Погода не менялась. Турки, очевидно, все еще ничего не подозревали и не предпринимали попыток атаковать. Но ряды британцев становились все тоньше и тоньше, и для того, чтобы поддерживать обман, по пыльным прибрежным дорогам отправляли колонны солдат и обозы, как и в прежние дни. Не была свернута ни одна палатка, а оставшиеся артиллеристы стреляли в два раза чаще и непрерывно перемещали свои батареи с одного места на другое. Вечером и утром загорались тысячи костров, на которых якобы готовилась пища. Все дневное время авиация союзников летала вдоль побережья в готовности отогнать любой германский самолет, который вдруг решится провести разведку.
15 декабря началось ускоренное выполнение плана. Всю ночь пароходы и баржи сновали взад-вперед между островами и берегом, и даже линкоры стали использоваться для транспорта.

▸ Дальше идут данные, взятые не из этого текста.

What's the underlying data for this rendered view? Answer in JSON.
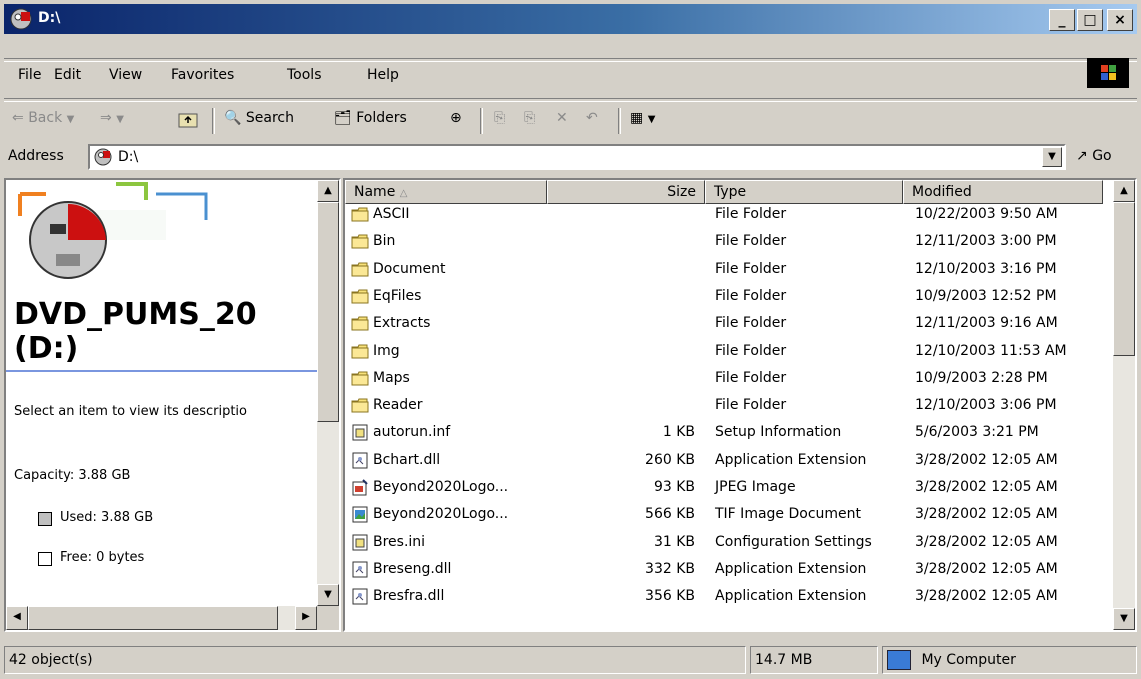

На берегу были приготовлены к уничтожению огромные кучи одежды, одеял, ботинок, фляг, шерстяных перчаток, тарполиновых покрытий, мотоциклов, консервированных продуктов и боеприпасов. Сотни ненужных мешков с мукой были политы кислотой, и, чтобы обезопаситься от пьянства, командиры частей вылили в море запасы ликера.
Утром 18 декабря офицеры, отвечавшие за погрузку войск, доложили, что половина контингента на плацдарме, то есть около 40 000 человек, и большая часть оборудования перевезены. И сектор АНЗАК, и Сувла превратились в наполовину опустевшие пчелиные соты, а солдаты, в них еще остававшиеся, были под большой угрозой вражеского нападения. «По ночам чувствуешь себя ужасно одиноко, — писал один британский солдат в дневнике. — Рядом ни единой души. Только возбуждение помогает нам оставаться на ногах, несмотря на усталость».
Сейчас все было готово к финальной стадии. В ночь на субботу 19 декабря предстояло эвакуировать 20 000 солдат, а в воскресенье, известное в плане операции как ночь «Z», — последние 20 000 человек должны были покинуть берег. У каждого была одна мысль: «Только бы продержалась погода!» Весь этот период солдаты на плацдарме мыса Хеллес, лишь в 13 милях отсюда, ничего не знали о происходящем.
Утро в субботу было отмечено мягким бризом, но море оставалось спокойным. Ночью в АНЗАК случилась небольшая тревога, когда вдруг вспыхнула одна из свалок на берегу, и все садившиеся на корабли солдаты застыли в ожидании, раскроется ли наконец операция. Но все обошлось.